On 3 January, the United States assassinated senior Iranian military official Qasem Soleimani, in Iraq. For about two decades, he headed the Islamic Revolutionary Guards Corps’s Quds Force, which oversees military and clandestine operations abroad. He was widely viewed as the second most important person in Iran after the Supreme Leader Ayatollah Ali Khamenei. His assassination has brought the already tense relationship between the United States and Iran to a new low in decades. The Iranian leadership has promised to take revenge of Soleimani’s killing. This article primarily looks at the future landscape of US-Iran hostilities in cyber domain following the killing of Iranian major general.
The history of cyber hostilities between Iran and the US can be traced back to the Stuxnet attack, a joint US-Israel cyber operation, targeting Iran’s nuclear enrichment centre in Natanz, causing self-destruction of about 1,000 centrifuges. Ever since, Iran started developing its capabilities in cyber domain and went on to launch periodic cyber operations against the United States. According to the Council on Foreign Relations’ Cyber Operations Tracker, both countries have been responsible for launching at least 27 state-sponsored cyber incidents on each other. Seven of these incidents were initiated by the United States, whereas, Iran was responsible for 20.
The Iranian leadership has promised to take revenge of Soleimani’s killing.
Experts believe that cyber operations can be part of Iran’s long-term response plan. This is because Iran is itself more cyber vulnerable than capable and will not take the chances of facing a physical retaliation to its launch of a cyber-attack. Moreover, cyber-attacks are low-profile events because of their unseen nature. In terms of verification and attribution, cyber-attacks are difficult and time-consuming. While the timing of launching cyber operations can vary, one thing is easy to conclude that these operations will not be viewed as a substitute for a physical military response by Iranian leaders.
While very limited information is publicly available about Iran’s cyberwarfare capabilities, it is no match to America’s offensive cyber capabilities. Moreover, experts are not clear whether Iranian threat actors possess the ability to intrude and target American critical infrastructure. In the past, Iranian hackers were held responsible for targeting several American banks and small dam outside New York.
There is a strong possibility that any cyber response from Iran might target American private sector, any area which largely remained target of Iranian threat actors, prior to the signing of the Iran nuclear agreement in 2015. Soleimani’s killing might reignite resolve of targeting America’s non-governmental sector. The prominent targets are likely to be health, financial services, and social media firms. These targets will not only grab international media spotlight but also cause massive reputational costs for the firms and generate privacy and data protection concerns among their users. On the other hand, the prospects of Iranian threat actors targeting American critical infrastructure remain limited due to fear of retaliation, either in cyber or physical domain.
In the coming days and weeks, Iranian threat actors are likely to launch several cyber operations against the US interests in response to Soleimani’s killing.
The most likely cyber-attack to be deployed by Iranian threat actors will be wipers (a type of malware that wipes out all information stored on hard drives). Wipers like Shamoon and Stone Drill have been used by Iranian hackers to hit mostly private-sector targets in Gulf countries. Apart from the 2014 Las Vegas Sands Corporation incident, Iranian threat actors have largely restrained in launching wipers on targets in the United States. However, this could change following the assassination of Iranian military general. Meanwhile, Iranian hacking groups are also reportedly attempting to intrude in several American organisations, including the Department of Energy and US National Labs.

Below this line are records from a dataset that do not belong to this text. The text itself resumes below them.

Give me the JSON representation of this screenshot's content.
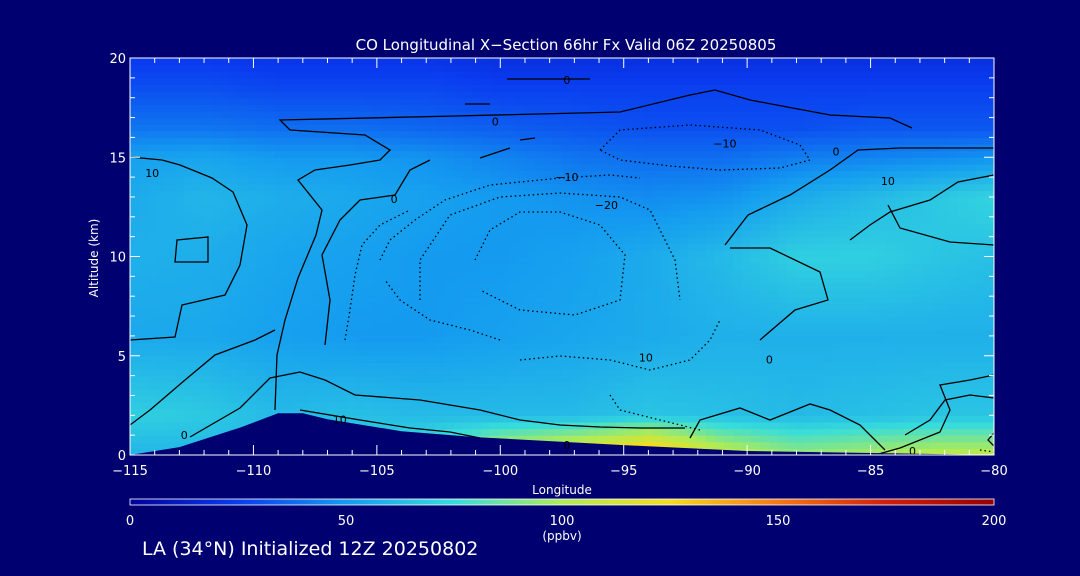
{
  "chart_data": {
    "type": "heatmap",
    "title": "CO Longitudinal X−Section 66hr  Fx Valid 06Z 20250805",
    "xlabel": "Longitude",
    "ylabel": "Altitude (km)",
    "xlim": [
      -115,
      -80
    ],
    "ylim": [
      0,
      20
    ],
    "x_ticks": [
      "−115",
      "−110",
      "−105",
      "−100",
      "−95",
      "−90",
      "−85",
      "−80"
    ],
    "y_ticks": [
      "0",
      "5",
      "10",
      "15",
      "20"
    ],
    "colorbar": {
      "min": 0,
      "max": 200,
      "ticks": [
        "0",
        "50",
        "100",
        "150",
        "200"
      ],
      "units": "(ppbv)",
      "colors": [
        "#00009a",
        "#0a3cf0",
        "#149bf0",
        "#37dcdc",
        "#afec55",
        "#f5dc1e",
        "#f57814",
        "#d21e0a",
        "#960000"
      ]
    },
    "co_ppbv_columns": [
      {
        "lon": -115,
        "z": [
          0,
          2,
          6,
          10,
          13,
          15,
          16.5,
          18.5
        ],
        "co": [
          60,
          70,
          55,
          58,
          56,
          52,
          40,
          30
        ]
      },
      {
        "lon": -112,
        "z": [
          0,
          2,
          6,
          10,
          13,
          15,
          16.5,
          18.5
        ],
        "co": [
          60,
          68,
          55,
          57,
          60,
          54,
          40,
          30
        ]
      },
      {
        "lon": -109,
        "z": [
          0,
          2,
          6,
          10,
          13,
          15,
          16.5,
          18.5
        ],
        "co": [
          60,
          62,
          52,
          54,
          57,
          50,
          38,
          28
        ]
      },
      {
        "lon": -106,
        "z": [
          0,
          2,
          6,
          10,
          13,
          15,
          16.5,
          18.5
        ],
        "co": [
          70,
          64,
          50,
          52,
          55,
          50,
          38,
          28
        ]
      },
      {
        "lon": -103,
        "z": [
          0,
          2,
          6,
          10,
          13,
          15,
          16.5,
          18.5
        ],
        "co": [
          80,
          62,
          50,
          50,
          52,
          48,
          36,
          28
        ]
      },
      {
        "lon": -100,
        "z": [
          0,
          2,
          6,
          10,
          13,
          15,
          16.5,
          18.5
        ],
        "co": [
          110,
          62,
          52,
          50,
          50,
          44,
          34,
          26
        ]
      },
      {
        "lon": -97,
        "z": [
          0,
          2,
          6,
          10,
          13,
          15,
          16.5,
          18.5
        ],
        "co": [
          125,
          62,
          54,
          52,
          48,
          40,
          32,
          26
        ]
      },
      {
        "lon": -94,
        "z": [
          0,
          2,
          6,
          10,
          13,
          15,
          16.5,
          18.5
        ],
        "co": [
          145,
          66,
          56,
          56,
          46,
          38,
          30,
          26
        ]
      },
      {
        "lon": -91,
        "z": [
          0,
          2,
          6,
          10,
          13,
          15,
          16.5,
          18.5
        ],
        "co": [
          110,
          64,
          58,
          62,
          48,
          38,
          30,
          26
        ]
      },
      {
        "lon": -88,
        "z": [
          0,
          2,
          6,
          10,
          13,
          15,
          16.5,
          18.5
        ],
        "co": [
          95,
          62,
          58,
          70,
          56,
          42,
          30,
          26
        ]
      },
      {
        "lon": -85,
        "z": [
          0,
          2,
          6,
          10,
          13,
          15,
          16.5,
          18.5
        ],
        "co": [
          100,
          64,
          58,
          70,
          62,
          44,
          32,
          26
        ]
      },
      {
        "lon": -82,
        "z": [
          0,
          2,
          6,
          10,
          13,
          15,
          16.5,
          18.5
        ],
        "co": [
          105,
          66,
          58,
          66,
          68,
          46,
          32,
          26
        ]
      },
      {
        "lon": -80,
        "z": [
          0,
          2,
          6,
          10,
          13,
          15,
          16.5,
          18.5
        ],
        "co": [
          105,
          66,
          58,
          64,
          72,
          48,
          32,
          26
        ]
      }
    ],
    "contour_labels": [
      {
        "text": "10",
        "lon": -114.1,
        "alt": 14.2
      },
      {
        "text": "0",
        "lon": -104.3,
        "alt": 12.9
      },
      {
        "text": "0",
        "lon": -100.2,
        "alt": 16.8
      },
      {
        "text": "−10",
        "lon": -90.9,
        "alt": 15.7
      },
      {
        "text": "−10",
        "lon": -97.3,
        "alt": 14.0
      },
      {
        "text": "−20",
        "lon": -95.7,
        "alt": 12.6
      },
      {
        "text": "0",
        "lon": -86.4,
        "alt": 15.3
      },
      {
        "text": "10",
        "lon": -84.3,
        "alt": 13.8
      },
      {
        "text": "10",
        "lon": -94.1,
        "alt": 4.9
      },
      {
        "text": "0",
        "lon": -89.1,
        "alt": 4.8
      },
      {
        "text": "10",
        "lon": -106.5,
        "alt": 1.8
      },
      {
        "text": "0",
        "lon": -112.8,
        "alt": 1.0
      },
      {
        "text": "0",
        "lon": -97.3,
        "alt": 0.5
      },
      {
        "text": "0",
        "lon": -83.3,
        "alt": 0.2
      },
      {
        "text": "0",
        "lon": -97.3,
        "alt": 18.9
      }
    ],
    "terrain": [
      [
        -115,
        0.0
      ],
      [
        -113,
        0.4
      ],
      [
        -110.5,
        1.4
      ],
      [
        -109,
        2.1
      ],
      [
        -108,
        2.1
      ],
      [
        -107,
        1.8
      ],
      [
        -104,
        1.2
      ],
      [
        -101,
        0.9
      ],
      [
        -98,
        0.7
      ],
      [
        -95,
        0.5
      ],
      [
        -90,
        0.2
      ],
      [
        -85,
        0.1
      ],
      [
        -80,
        0.0
      ]
    ]
  },
  "footer": {
    "caption": "LA (34°N) Initialized 12Z 20250802"
  }
}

In the coming days and weeks, Iranian threat actors are likely to launch several cyber operations against the US interests in response to Soleimani’s killing. These operations will be part of a combination of responses carried out in both physical and cyber domains. The primary motivation behind these attacks will be public disruption rather than financial harm while also ensuring that they might not trigger retaliation. Meanwhile, the US response to these operations will be offensive but below the threshold of a broader conflict.